Pemilu tahun depan semakin mengobarkan ketegangan atas tanah, kekuasaan, dan sumber daya. Di bagian terpisah negara itu, militer Ethiopia telah memerangi pemberontak di wilayah Tigray utara selama lebih dari enam minggu dalam konflik yang telah menyebabkan hampir 950.000 orang mengungsi. Pengerahan pasukan federal di sana telah menimbulkan kekhawatiran akan kekosongan keamanan di wilayah bergolak lainnya.
Ethiopia juga mengalami kerusuhan di wilayah Oromia dan menghadapi ancaman keamanan jangka panjang dari pejuang Somalia di sepanjang perbatasan timur yang keropos.
Gashu Dugaz, seorang pejabat senior keamanan regional, mengatakan kepada kantor berita Reuters bahwa pihak berwenang mengetahui serangan Benishangul-Gumuz dan sedang memverifikasi identitas para penyerang dan korban, tetapi tidak memberikan informasi lebih lanjut.
Daerah tersebut adalah rumah bagi beberapa kelompok etnis termasuk orang Gumuz. Tetapi dalam beberapa tahun terakhir para petani dan pengusaha dari wilayah tetangga Amhara mulai pindah ke daerah tersebut, mendorong beberapa Gumuz untuk mengeluh bahwa tanah subur telah diambil.

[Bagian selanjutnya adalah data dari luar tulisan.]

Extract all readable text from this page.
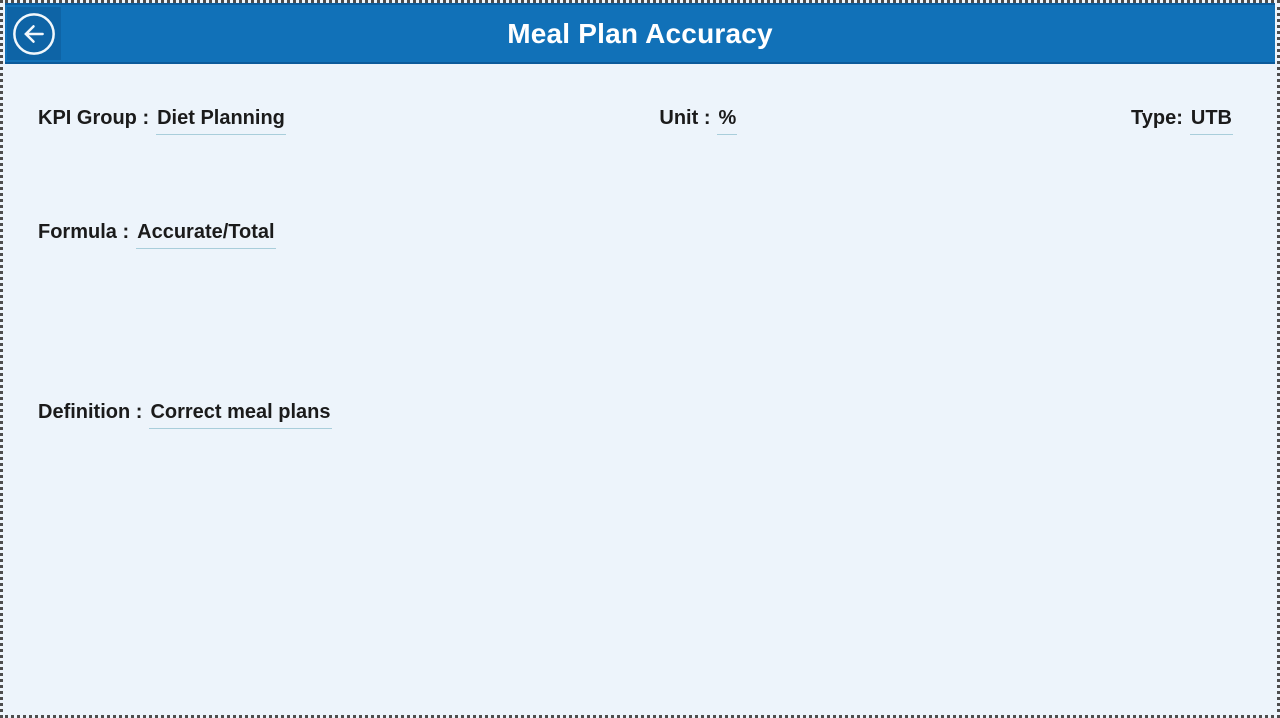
Meal Plan Accuracy
KPI Group : Diet Planning	Unit : %	Type: UTB
Formula : Accurate/Total
Definition : Correct meal plans
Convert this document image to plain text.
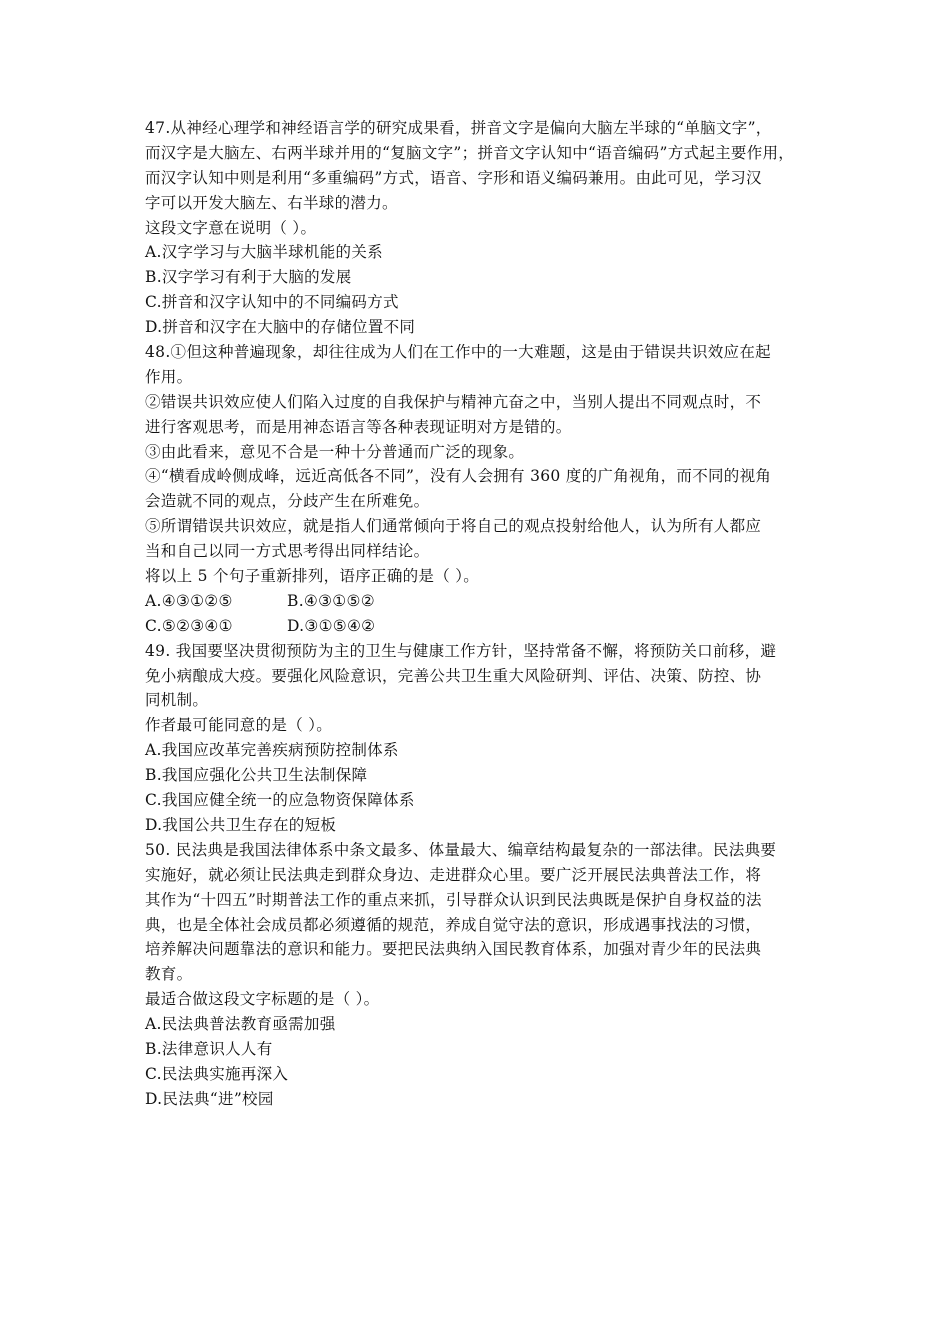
47.从神经心理学和神经语言学的研究成果看，拼音文字是偏向大脑左半球的“单脑文字”，
而汉字是大脑左、右两半球并用的“复脑文字”；拼音文字认知中“语音编码”方式起主要作用，
而汉字认知中则是利用“多重编码”方式，语音、字形和语义编码兼用。由此可见，学习汉
字可以开发大脑左、右半球的潜力。
这段文字意在说明（ ）。
A.汉字学习与大脑半球机能的关系
B.汉字学习有利于大脑的发展
C.拼音和汉字认知中的不同编码方式
D.拼音和汉字在大脑中的存储位置不同
48.①但这种普遍现象，却往往成为人们在工作中的一大难题，这是由于错误共识效应在起
作用。
②错误共识效应使人们陷入过度的自我保护与精神亢奋之中，当别人提出不同观点时，不
进行客观思考，而是用神态语言等各种表现证明对方是错的。
③由此看来，意见不合是一种十分普通而广泛的现象。
④“横看成岭侧成峰，远近高低各不同”，没有人会拥有 360 度的广角视角，而不同的视角
会造就不同的观点，分歧产生在所难免。
⑤所谓错误共识效应，就是指人们通常倾向于将自己的观点投射给他人，认为所有人都应
当和自己以同一方式思考得出同样结论。
将以上 5 个句子重新排列，语序正确的是（ ）。
A.④③①②⑤	B.④③①⑤②
C.⑤②③④①	D.③①⑤④②
49. 我国要坚决贯彻预防为主的卫生与健康工作方针，坚持常备不懈，将预防关口前移，避
免小病酿成大疫。要强化风险意识，完善公共卫生重大风险研判、评估、决策、防控、协
同机制。
作者最可能同意的是（ ）。
A.我国应改革完善疾病预防控制体系
B.我国应强化公共卫生法制保障
C.我国应健全统一的应急物资保障体系
D.我国公共卫生存在的短板
50. 民法典是我国法律体系中条文最多、体量最大、编章结构最复杂的一部法律。民法典要
实施好，就必须让民法典走到群众身边、走进群众心里。要广泛开展民法典普法工作，将
其作为“十四五”时期普法工作的重点来抓，引导群众认识到民法典既是保护自身权益的法
典，也是全体社会成员都必须遵循的规范，养成自觉守法的意识，形成遇事找法的习惯，
培养解决问题靠法的意识和能力。要把民法典纳入国民教育体系，加强对青少年的民法典
教育。
最适合做这段文字标题的是（ ）。
A.民法典普法教育亟需加强
B.法律意识人人有
C.民法典实施再深入
D.民法典“进”校园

Beberapa pemimpin Amhara sekarang mengatakan beberapa tanah di wilayah tersebut - terutama di zona Metekel - menjadi milik mereka, klaim yang membuat marah orang Gumuz.
“Dalam serangan sebelumnya, yang terlibat adalah orang-orang yang berasal dari 'hutan', tetapi dalam kasus ini, para korban mengatakan bahwa mereka mengenal orang-orang yang terlibat dalam serangan tersebut,” kata komisi hak asasi dalam pernyataannya.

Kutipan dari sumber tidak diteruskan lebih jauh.